Direct8 devient D8. Au-delà du changement de nom, c’est surtout un changement d’échelle pour la chaîne de la TNT créée en 2005 par Vincent Bolloré, et dont le rachat par Canal+ vient d’être validé par le Conseil supérieur de l’audiovisuel (CSA).

Le groupe de télévision à péage avait annoncé il y a un an l'acquisition de 60% du capital de Direct 8 et Direct Star, avec une option pour monter à 100% dans les trois ans. La prise de participation initiale est estimée à 279 millions d'euros.
En mettant la main sur ces deux chaînes, Canal+ espère diversifier ses revenus à l’heure où son modèle de télévision à péage subit la concurrence de nouveaux acteurs venus de l’internet et des pays du Golfe. Le groupe prévoit de tripler le budget actuel de D8 afin d’en faire le plus gros acteur de la télévision numérique terrestre (TNT), et pourquoi pas de le hisser au niveau des chaînes classiques.

Programmes inédits

Dès les prochaines semaines, de nouvelles émissions devraient être lancées, dont un JT, un talk-show quotidien (animé par Laurence Ferrari et Roselyne Bachelot), et des séries jusqu’ici uniquement visibles sur Canal+. A ce sujet, le CSA impose au groupe « un délai minimum de 18 mois entre la diffusion de séries françaises inédites sur Canal+ et sur D8 », et ce bien que D8 doive diffuser « un minimum de 730 heures de programmes totalement inédits sur la télévision française (gratuite et payante) ».

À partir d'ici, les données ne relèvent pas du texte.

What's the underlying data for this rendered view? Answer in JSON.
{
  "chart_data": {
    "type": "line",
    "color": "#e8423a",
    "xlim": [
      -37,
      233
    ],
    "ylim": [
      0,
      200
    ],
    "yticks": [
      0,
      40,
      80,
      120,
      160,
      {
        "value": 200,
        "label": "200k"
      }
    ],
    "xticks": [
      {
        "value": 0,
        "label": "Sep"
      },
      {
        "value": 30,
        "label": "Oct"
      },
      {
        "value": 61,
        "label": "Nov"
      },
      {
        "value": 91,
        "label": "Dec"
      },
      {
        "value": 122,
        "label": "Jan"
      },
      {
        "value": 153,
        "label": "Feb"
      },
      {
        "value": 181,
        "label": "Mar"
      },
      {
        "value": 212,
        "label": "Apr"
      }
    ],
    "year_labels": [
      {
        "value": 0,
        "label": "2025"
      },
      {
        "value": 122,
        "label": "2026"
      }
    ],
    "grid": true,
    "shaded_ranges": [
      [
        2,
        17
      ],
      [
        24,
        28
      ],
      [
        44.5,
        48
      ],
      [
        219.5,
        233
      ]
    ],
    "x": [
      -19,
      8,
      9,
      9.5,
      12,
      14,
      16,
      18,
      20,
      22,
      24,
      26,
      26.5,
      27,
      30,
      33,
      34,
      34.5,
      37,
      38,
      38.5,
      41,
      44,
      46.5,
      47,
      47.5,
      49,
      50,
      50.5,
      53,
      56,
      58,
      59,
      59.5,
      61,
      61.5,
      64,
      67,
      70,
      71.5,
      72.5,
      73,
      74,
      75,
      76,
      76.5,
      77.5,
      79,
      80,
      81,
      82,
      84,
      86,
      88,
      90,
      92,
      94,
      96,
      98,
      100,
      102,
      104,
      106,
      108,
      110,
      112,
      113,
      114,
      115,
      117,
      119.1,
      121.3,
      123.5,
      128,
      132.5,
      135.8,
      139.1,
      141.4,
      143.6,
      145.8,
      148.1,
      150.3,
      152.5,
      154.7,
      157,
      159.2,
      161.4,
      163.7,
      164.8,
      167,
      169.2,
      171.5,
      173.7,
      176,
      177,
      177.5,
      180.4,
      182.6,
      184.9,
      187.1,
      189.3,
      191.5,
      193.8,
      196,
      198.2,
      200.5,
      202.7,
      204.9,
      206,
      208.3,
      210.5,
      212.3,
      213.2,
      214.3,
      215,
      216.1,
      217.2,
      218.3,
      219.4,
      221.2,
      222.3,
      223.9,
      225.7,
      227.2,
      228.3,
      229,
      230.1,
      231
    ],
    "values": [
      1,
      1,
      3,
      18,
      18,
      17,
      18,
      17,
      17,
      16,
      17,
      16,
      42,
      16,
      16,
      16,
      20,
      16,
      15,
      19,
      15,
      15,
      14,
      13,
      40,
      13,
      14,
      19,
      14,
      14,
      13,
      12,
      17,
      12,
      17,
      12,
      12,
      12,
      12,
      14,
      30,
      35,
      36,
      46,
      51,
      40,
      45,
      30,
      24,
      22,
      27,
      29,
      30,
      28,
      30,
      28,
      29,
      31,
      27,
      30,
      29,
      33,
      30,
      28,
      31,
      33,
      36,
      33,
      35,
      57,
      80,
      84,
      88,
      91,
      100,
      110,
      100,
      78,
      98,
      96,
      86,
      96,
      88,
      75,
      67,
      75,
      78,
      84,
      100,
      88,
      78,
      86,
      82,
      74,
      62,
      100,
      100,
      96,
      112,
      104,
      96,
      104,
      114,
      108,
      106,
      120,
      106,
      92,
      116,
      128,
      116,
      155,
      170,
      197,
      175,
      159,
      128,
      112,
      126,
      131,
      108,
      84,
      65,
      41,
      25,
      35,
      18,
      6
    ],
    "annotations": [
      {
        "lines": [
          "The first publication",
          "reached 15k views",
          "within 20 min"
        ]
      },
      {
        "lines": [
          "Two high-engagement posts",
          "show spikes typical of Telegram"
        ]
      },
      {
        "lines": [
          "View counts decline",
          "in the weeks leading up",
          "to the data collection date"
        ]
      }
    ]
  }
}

« Ses obligations (Canal+) d’investissement dans la production de nouveaux films et fictions d’expression originale française sont renforcées, au-delà des exigences réglementaires. Ainsi, D8 contribuera dès 2013 au préfinancement d’œuvres cinématographiques », indique également le CSA.

Ces exigences s’ajoutent aux conditions fixées par l’Autorité de la concurrence, qui obligent le groupe à «limiter» ses acquisitions de droits de films et séries américains, ainsi que de films français. Malgré cela, les patrons des autres chaînes de la TNT redoutent que Canal+ ne s'appuie sur sa force de frappe financière pour préempter auprès de producteurs les oeuvres les plus attractives en ne leur laissant que les miettes.

Vers 17h15, le titre Canal+ empoche 0,3% à la Bourse de Paris, sur un marché en baisse de 0,8%. Sa maison-mère, Vivendi, se replie de 1,7%.